L’utilisation de l’engrais dans la cacaoculture comme dans les maraîchers pour accroître la productivité des plantations ! L’idée serait une première pour de nombreux paysans car en Côte d’Ivoire, le nombre de producteurs utilisant l’engrais pour une plantation de cacao est nul.

C’est pour rompre avec cette réalité que l’IDH a décidé de lancer la phase pilote d’un projet de fertilisation des sols dédiés à la cacao-culture par l’utilisation d’engrais. Ce projet ambitieux a été présenté aux acteurs de l’industrie du cacao ce 21 novembre à la salle Akwaba de l’hôtel Pullman Abidjan-Plateau.

L’IDH est une initiative agro-industrielle du Gouvernement Néerlandais basée sur la réalité du commerce et de la production durable. Elle oriente ses réflexions sur l’avenir de plusieurs productions agricoles et le cacao représente un programme entier.

En sa qualité de responsable du programme cacao, Jonas Mva Mva soutient que l’initiative Engrais pour la Côte d’Ivoire et le Nigeria « vient en réponse à la problématique de l’appauvrissement des sols. IDH a voulu mettre autour de la table les acteurs du secteur pour attirer leur attention sur la nécessité de rendre à la terre ce que nous lui prenons en termes de fèves ».

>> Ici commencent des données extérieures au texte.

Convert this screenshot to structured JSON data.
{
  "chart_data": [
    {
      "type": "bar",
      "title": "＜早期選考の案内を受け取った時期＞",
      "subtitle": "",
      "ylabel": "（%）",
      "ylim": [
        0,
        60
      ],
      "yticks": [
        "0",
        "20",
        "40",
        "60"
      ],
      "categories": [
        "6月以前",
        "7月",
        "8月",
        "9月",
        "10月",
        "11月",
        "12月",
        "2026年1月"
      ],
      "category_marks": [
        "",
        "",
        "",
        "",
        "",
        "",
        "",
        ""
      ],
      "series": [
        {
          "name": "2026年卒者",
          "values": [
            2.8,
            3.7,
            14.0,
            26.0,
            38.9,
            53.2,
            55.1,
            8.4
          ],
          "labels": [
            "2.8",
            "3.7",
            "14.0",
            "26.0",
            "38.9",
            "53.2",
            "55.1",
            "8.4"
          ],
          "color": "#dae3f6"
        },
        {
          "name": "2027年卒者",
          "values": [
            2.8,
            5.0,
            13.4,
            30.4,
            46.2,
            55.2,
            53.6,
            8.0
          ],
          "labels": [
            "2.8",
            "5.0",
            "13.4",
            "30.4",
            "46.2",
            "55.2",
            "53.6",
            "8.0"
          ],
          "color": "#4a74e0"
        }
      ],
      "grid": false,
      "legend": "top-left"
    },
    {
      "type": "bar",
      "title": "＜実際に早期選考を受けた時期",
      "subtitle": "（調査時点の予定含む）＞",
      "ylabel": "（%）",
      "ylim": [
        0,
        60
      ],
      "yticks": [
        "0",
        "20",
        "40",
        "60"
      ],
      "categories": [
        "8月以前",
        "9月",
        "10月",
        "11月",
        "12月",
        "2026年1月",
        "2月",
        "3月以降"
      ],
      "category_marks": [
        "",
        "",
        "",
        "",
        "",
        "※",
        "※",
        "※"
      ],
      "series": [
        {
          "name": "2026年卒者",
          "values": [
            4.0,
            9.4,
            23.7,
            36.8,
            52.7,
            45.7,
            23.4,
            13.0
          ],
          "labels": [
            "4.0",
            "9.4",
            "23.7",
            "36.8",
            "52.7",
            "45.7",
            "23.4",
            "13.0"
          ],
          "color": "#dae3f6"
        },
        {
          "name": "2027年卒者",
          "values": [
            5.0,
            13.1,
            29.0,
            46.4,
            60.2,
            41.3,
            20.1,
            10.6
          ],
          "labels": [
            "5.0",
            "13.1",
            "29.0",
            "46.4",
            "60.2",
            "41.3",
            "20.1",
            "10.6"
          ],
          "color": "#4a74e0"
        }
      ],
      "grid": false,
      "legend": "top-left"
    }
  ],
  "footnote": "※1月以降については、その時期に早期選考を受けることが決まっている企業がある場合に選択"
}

La Côte d’Ivoire et le Nigeria ont été choisis pour la phase pilote de ce projet pour deux raisons principales. La Côte d’Ivoire c’est connu, est le premier producteur mondial. De la survie du cacao Ivoirien dépend en grande partie l’avenir de toute l’industrie.

Accroître la production à l’hectare cultivé peut très vite faire doubler la production Ivoirienne et apporter une meilleure plus-value aux paysans. Le Nigeria de son côté est un laboratoire qui étudie plusieurs alternatives pour booster sa production. L’initiative de la fertilisation des sols est donc une opportunité clé pour le pays.

Mamadou Sangafowa Coulibaly, ministre sortant de l’agriculture a félicité l’IDH pour ce projet « qui changera à coup sûr l’avenir du cacao et duquel la Côte d’Ivoire attend beaucoup » ! Après la phase pilote, l’initiative sera étendue à d’autres pays producteurs.

L’entreprise OCP, leader mondial des engrais a permis le développement de nouveaux types d’engrais pour le projet. L’entreprise confirme que l’engrais a été étudié pour les besoins de la cacaoculture et sera accessible aux producteurs à la base.

Ayant marqué un intérêt particulier pour le projet de la fertilisation des sols alors qu’il était membre du gouvernement néerlandais, Bert Koenders, l’actuel représentant spécial du secrétaire général des Nations Unies pour la Côte d’Ivoire se félicite de l’aboutissement d’un projet qui viendra freiner la pauvreté.

En effet, plusieurs milliers de personnes à travers le monde vivent directement du cacao et accroître la production pourrait les aider à améliorer leurs conditions de vie.